Monthly Archives: October 2017

Waterdogs in the Pond

When I was growing up in a small fishing village on the Oregon Coast, I never gave a second thought to the possibility of running out of natural resources.  Whether lumber, fish, trees, or whatever, there was always an abundance.  I can recall going down to the protective rock jetty at the boat basin with a handmade spear consisting of a stick and a coat hanger and stabbing flounder after flounder as they came in with the tide through the rocks.  Or putting four hooks on a fishing line and dangling it from a boat in the sheltered harbor at Sunset Beach and pulling up four hooks filled with black cod every time we lowered our lines.  My brother and I used to go out behind our home, which was attached to the back of my dad’s tavern.  There were a bunch of old cars turned upside down and sideways in a swampy area.  We would spend hours with our BB buns shooting waterdogs as they rose to the surface.  For those of you who don;t know, these are a type of salamander apparently called mudpuppies in some sections of the country.

We typically did nothing with any of these “prey.” We wouldn’t eat them or give them away.  As far as I remember, we’d just dump them back in the water or probably leave them to rot on a beach.  Looking back, it is embarrassing.  But that was the culture where I lived.  Salmon fisherman were out to take as many cohos and chinooks as they could and they began complaining when the government started talking about setting limits.  Lumber companies–Weyerhauser, Menasha,  Georgia Pacific–raped the steep hillsides of Douglas-Firs, Western Hemlock, and Port Orford Cedar until forced to restock with seedlings and to leave large stands of choice timber alone.

Today, of course, the world faces one of its worst environmental dangers, the potential destruction of our planet  because of greenhouse gases.  As 70 nations meet to discuss the damage and remedies, most of us citizens go about our business polluting just as we always have.  Cutting back on emissions would be a nuisance and an inconvenience. After all, there are plenty more waterdogs in the pond.

Marooned

I’ve always liked the question, “What three things would you take with you if you were shipwrecked on a deserted island?”  It does give you pause about what’s important to you.  I always wondered if it would spoil a budding romance if I embarrassedly admitted that one of my choices would be a jar of mayonnaise.  I seem to use it on everything.  Maybe it’s because when I was in college, my roommate’s mother used to send us homemade mayo with fresh California lemons right off her tree.  There’s never been any other like it but because she hooked me on it, I use whatever brand I can find on sandwiches, vegetables, fish, and a lot more.
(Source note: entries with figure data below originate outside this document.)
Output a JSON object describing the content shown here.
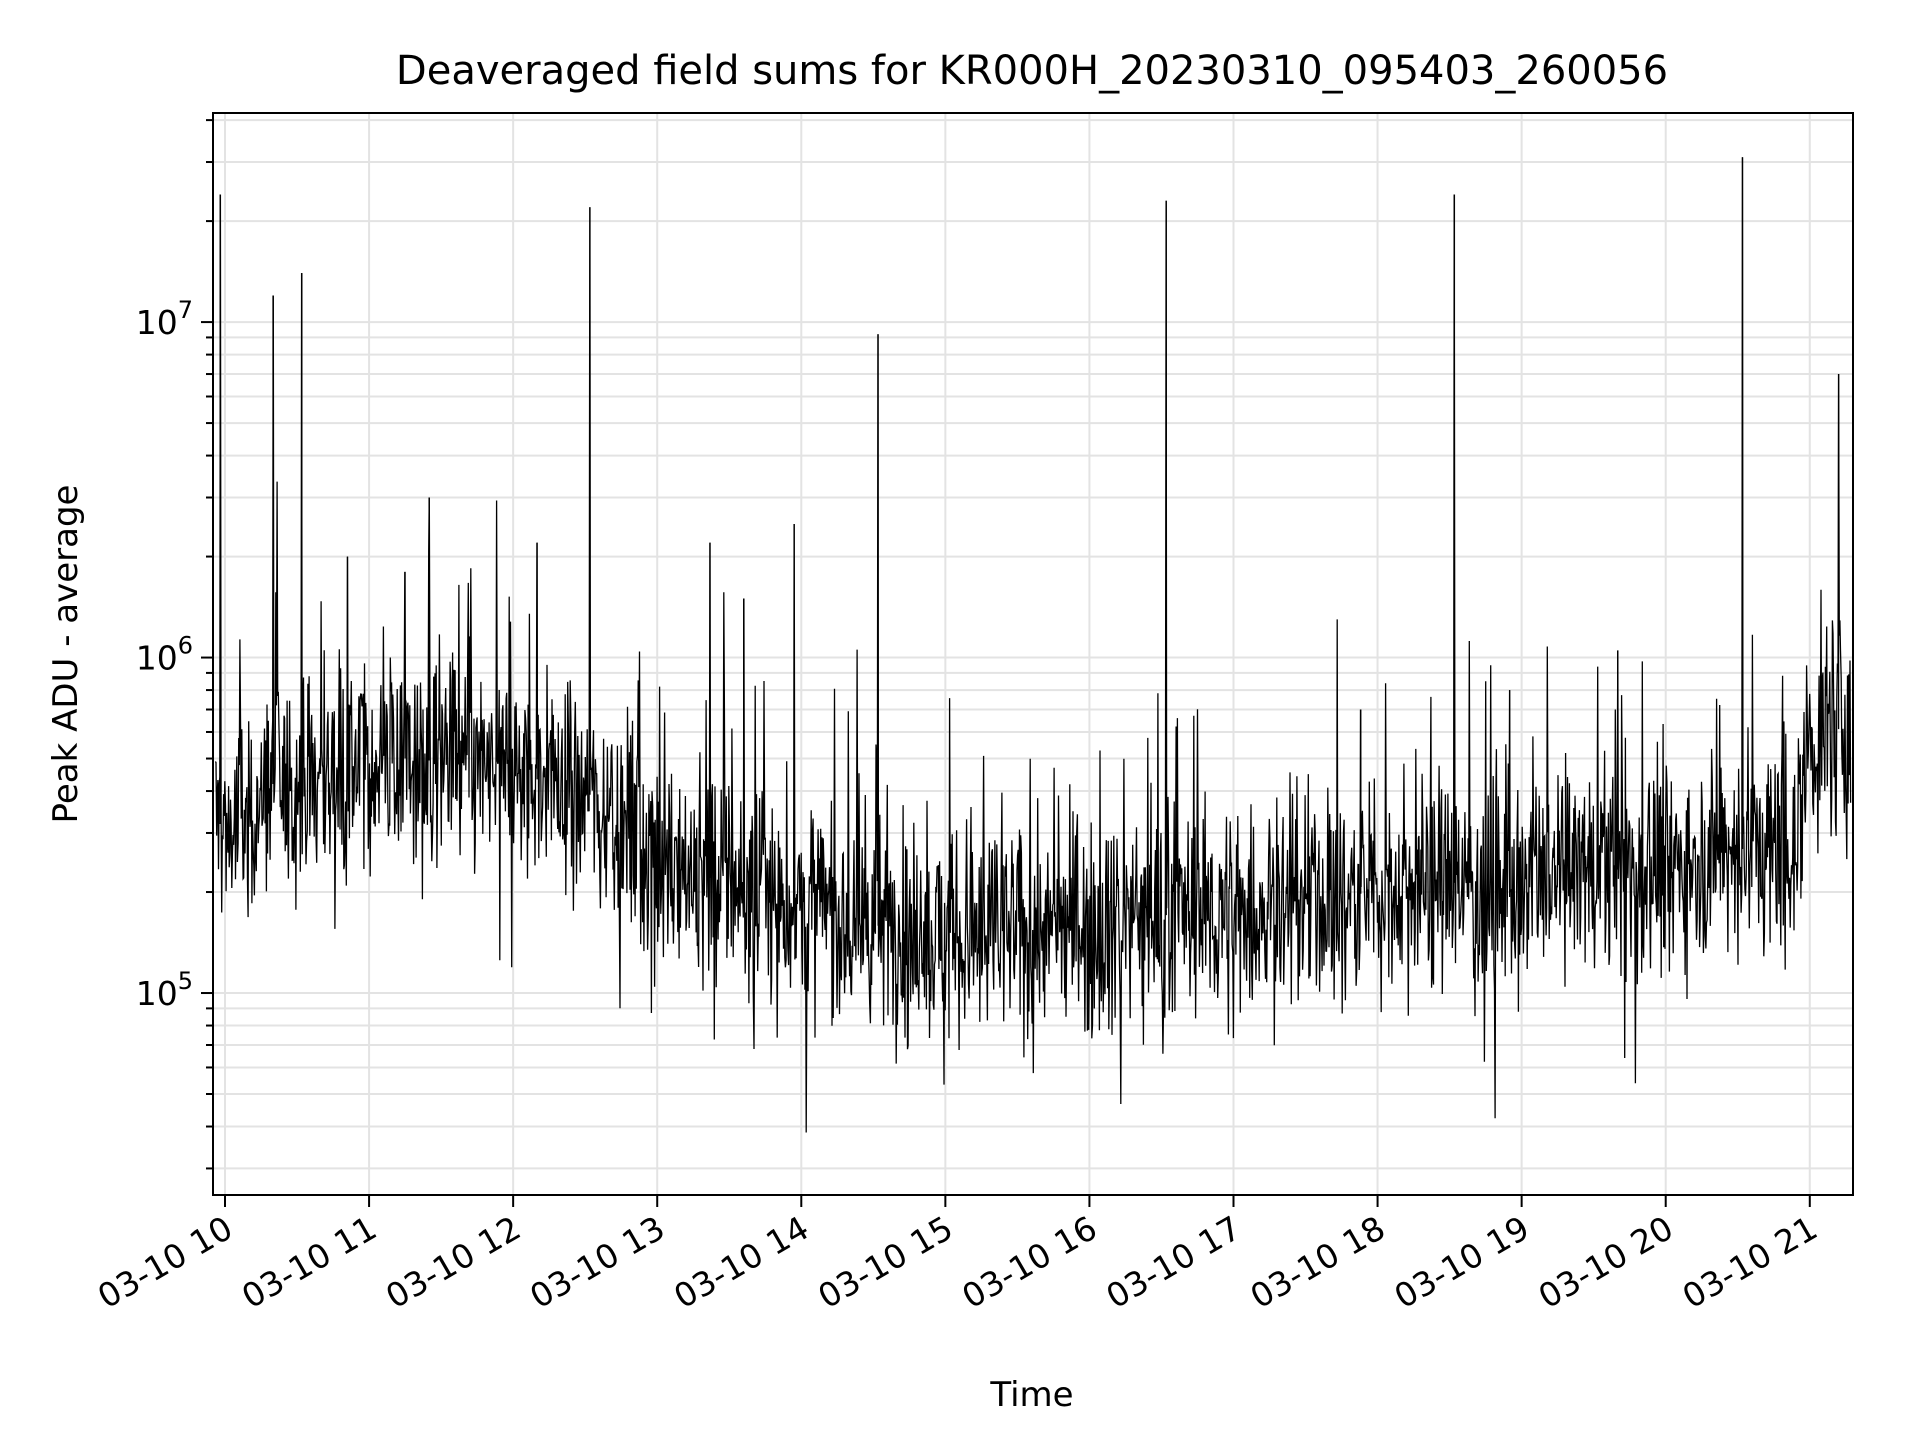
{
  "chart_data": {
    "type": "line",
    "title": "Deaveraged field sums for KR000H_20230310_095403_260056",
    "xlabel": "Time",
    "ylabel": "Peak ADU - average",
    "yscale": "log",
    "grid": true,
    "line_color": "#000000",
    "xlim": [
      "03-10 09:55",
      "03-10 21:18"
    ],
    "ylim": [
      25000,
      42000000
    ],
    "x_ticks": [
      "03-10 10",
      "03-10 11",
      "03-10 12",
      "03-10 13",
      "03-10 14",
      "03-10 15",
      "03-10 16",
      "03-10 17",
      "03-10 18",
      "03-10 19",
      "03-10 20",
      "03-10 21"
    ],
    "y_ticks": [
      {
        "value": 100000,
        "mantissa": "10",
        "exponent": "5"
      },
      {
        "value": 1000000,
        "mantissa": "10",
        "exponent": "6"
      },
      {
        "value": 10000000,
        "mantissa": "10",
        "exponent": "7"
      }
    ],
    "series": [
      {
        "values_approx": "sampled envelope of a noisy series",
        "x": [
          "03-10 09:55",
          "03-10 10:00",
          "03-10 10:10",
          "03-10 10:20",
          "03-10 10:30",
          "03-10 10:45",
          "03-10 11:00",
          "03-10 11:15",
          "03-10 11:30",
          "03-10 11:45",
          "03-10 12:00",
          "03-10 12:15",
          "03-10 12:30",
          "03-10 12:45",
          "03-10 13:00",
          "03-10 13:15",
          "03-10 13:30",
          "03-10 13:45",
          "03-10 14:00",
          "03-10 14:15",
          "03-10 14:30",
          "03-10 14:45",
          "03-10 15:00",
          "03-10 15:15",
          "03-10 15:30",
          "03-10 15:45",
          "03-10 16:00",
          "03-10 16:15",
          "03-10 16:30",
          "03-10 16:45",
          "03-10 17:00",
          "03-10 17:15",
          "03-10 17:30",
          "03-10 17:45",
          "03-10 18:00",
          "03-10 18:15",
          "03-10 18:30",
          "03-10 18:45",
          "03-10 19:00",
          "03-10 19:15",
          "03-10 19:30",
          "03-10 19:45",
          "03-10 20:00",
          "03-10 20:15",
          "03-10 20:30",
          "03-10 20:45",
          "03-10 20:55",
          "03-10 21:00",
          "03-10 21:10",
          "03-10 21:18"
        ],
        "y": [
          350000,
          300000,
          330000,
          420000,
          400000,
          450000,
          480000,
          500000,
          490000,
          470000,
          440000,
          430000,
          400000,
          330000,
          260000,
          230000,
          210000,
          190000,
          180000,
          170000,
          160000,
          150000,
          150000,
          145000,
          150000,
          155000,
          160000,
          165000,
          170000,
          175000,
          170000,
          180000,
          185000,
          195000,
          200000,
          210000,
          215000,
          200000,
          190000,
          220000,
          240000,
          230000,
          240000,
          260000,
          270000,
          260000,
          300000,
          550000,
          600000,
          650000
        ]
      }
    ],
    "spikes": [
      {
        "x": "03-10 09:58",
        "y": 24000000
      },
      {
        "x": "03-10 10:20",
        "y": 12000000
      },
      {
        "x": "03-10 10:32",
        "y": 14000000
      },
      {
        "x": "03-10 10:51",
        "y": 2000000
      },
      {
        "x": "03-10 11:15",
        "y": 1800000
      },
      {
        "x": "03-10 11:25",
        "y": 3000000
      },
      {
        "x": "03-10 12:10",
        "y": 2200000
      },
      {
        "x": "03-10 12:32",
        "y": 22000000
      },
      {
        "x": "03-10 13:22",
        "y": 2200000
      },
      {
        "x": "03-10 13:36",
        "y": 1500000
      },
      {
        "x": "03-10 13:57",
        "y": 2500000
      },
      {
        "x": "03-10 14:32",
        "y": 9200000
      },
      {
        "x": "03-10 16:32",
        "y": 23000000
      },
      {
        "x": "03-10 17:53",
        "y": 700000
      },
      {
        "x": "03-10 18:32",
        "y": 24000000
      },
      {
        "x": "03-10 18:55",
        "y": 800000
      },
      {
        "x": "03-10 19:40",
        "y": 1050000
      },
      {
        "x": "03-10 20:32",
        "y": 31000000
      },
      {
        "x": "03-10 21:12",
        "y": 7000000
      }
    ]
  }
}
When I was in the Navy and flew to islands in the Pacific, we took a lot of odd items to “make a deal” with the locals.  The natives loved trading with us.  They would give us monkeys, fish, and bowls carved from mangroves or palm trees, fans handmade using seashells and braided coconut husks, carvings from coral, and giant turtle shells.  We gave them cans of paint (don’t ask me what they used them for), tools, cigarette lighters, and yes, I’m ashamed to say it, cigarettes and cheap jewelry.

This was many years ago.  I wonder if they still live there, still have coral, turtles, and giant clams?  Anybody been to Ponape, Ulithi, Yap, or Truk lately?

Sandy Blood

In one of the creative writing courses I took in college, I was writing a piece about the time in the Navy when I visited the flag-raising monument on Mt. Suribachi on Iwo Jima, where some of the fiercest and bloodiest fighting took place in WWII.  On the way up the mountain, actually just a hill, I and my fellow sailors, all of us in uniform, passed a group of Japanese tourists coming down.  We eyeballed each other and probably had the same thoughts.

But what I wanted to refer to in this blog post was that, in my writing that day, I wrote that when I looked over at the beach from the trail we were walking, “I could almost visualize the sandy blood.” My professor made a big point of stating to the class that this sentence would have had far less impact if I had written “bloody sand” instead of “sandy blood.” He said that while one was a rather trite phrase, the other said a lot more about the carnage that had occurred there.  I’ve always taken that to heart and tried, in my writing, to use little twists like that for effect.  I suppose sometimes they work and sometimes they don’t. But maybe my point is to occasionally “think outside the box.”  (oh, how trite is that?)